Combien de temps durera encore la bataille de Bagdad ? L’avancée des troupes américaines, pour être irrésistible, ne se paie pas moins du prix de centaines (ou de milliers ?) de soldats irakiens et de victimes civiles. Nous avons hâte que tout cela s’arrête. La fin du régime de Saddam Hussein constituera sans aucun doute l’aspect le plus spectaculaire et le plus convoité de la victoire de la coalition du président G. W. Bush. Sera-ce pour autant la fin des tribulations du peuple irakien ? Ce devrait être le souci de tous.

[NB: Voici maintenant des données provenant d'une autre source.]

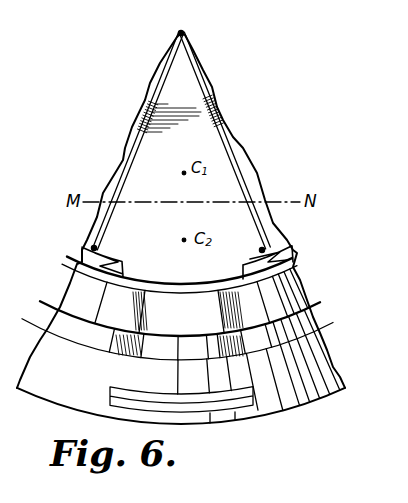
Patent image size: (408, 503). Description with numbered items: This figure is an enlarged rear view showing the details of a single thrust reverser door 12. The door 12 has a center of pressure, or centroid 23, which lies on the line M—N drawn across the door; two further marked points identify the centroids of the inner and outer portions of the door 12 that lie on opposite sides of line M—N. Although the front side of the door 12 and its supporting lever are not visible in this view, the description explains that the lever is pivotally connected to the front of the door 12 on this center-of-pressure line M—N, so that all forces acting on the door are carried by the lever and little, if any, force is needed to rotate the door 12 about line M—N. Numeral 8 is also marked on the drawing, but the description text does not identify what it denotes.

The strut 8 is at (175, 97).
The thrust reverser door 12 is at (166, 240).
The center of pressure or centroid 23 is at (281, 202).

Les Irakiens ont déjà tellement souffert ! Et pas seulement du fait d’un dictateur sanglant et mégalomane ! On oublie un peu trop, du côté américain, les souffrances endurées à cause d’un embargo qui dure depuis douze ans, et qui selon l’UNICEF aurait contribué à tuer un demi-million d’enfants. Nous savons à quel point ce genre d’informations est difficile à vérifier et comment il a servi d’argument de propagande au régime inhumain de Bagdad. Mais tout de même ! Il y a suffisamment de témoins impartiaux pour attester de l’extrême pénurie du pays en vivres et en médicaments pour ne pas mépriser cette réalité.
Un prêtre français, secrétaire général de la fondation Beato Angelico d’Assise, Jean-Marie Benjamin, vient de publier son journal de cinq années de voyages au cœur de l’Irak (Irak, ce que Bush ne dit pas, éd. CLD). Le constat est accablant. Comment veut-on qu’un peuple à ce point malmené ait vraiment confiance en ses « libérateurs », alors que ceux-ci n’ont cessé de le persécuter ? Qui ose parler des effets dévastateurs de la contamination radioactive des armes à l’uranium utilisées pendant la guerre du Golfe ? Qui évoque le résultat de vingt-trois mille opérations aériennes non autorisées au-dessus du territoire irakien ?
Une fois le régime dictatorial abattu, il faudra reconstruire. Il est difficile d’imaginer comment s’opérera la phase transitoire dans un pays occupé, où l’Amérique ne pourra pas maintenir trop longtemps ses troupes. Ce qui est sûr, c’est que la paix ne sera définitivement acquise qu’avec l’accord profond des diverses communautés de ce pays, et qu’elle exigera de la part de la communauté internationale un élan de solidarité exceptionnel. Il n’est pas rassurant que l’après-guerre se négocie à coups de contrats mirobolants pour assurer aux sociétés américaines les dividendes de la victoire. Seule, nous le redisons, une conférence internationale, réunissant tous les partenaires possibles, y compris ceux qui ont refusé la guerre anglo-américaine, sera en mesure de panser les plaies, pour permettre à ce pays accablé d’espérer, au-delà de sa survie, sa renaissance.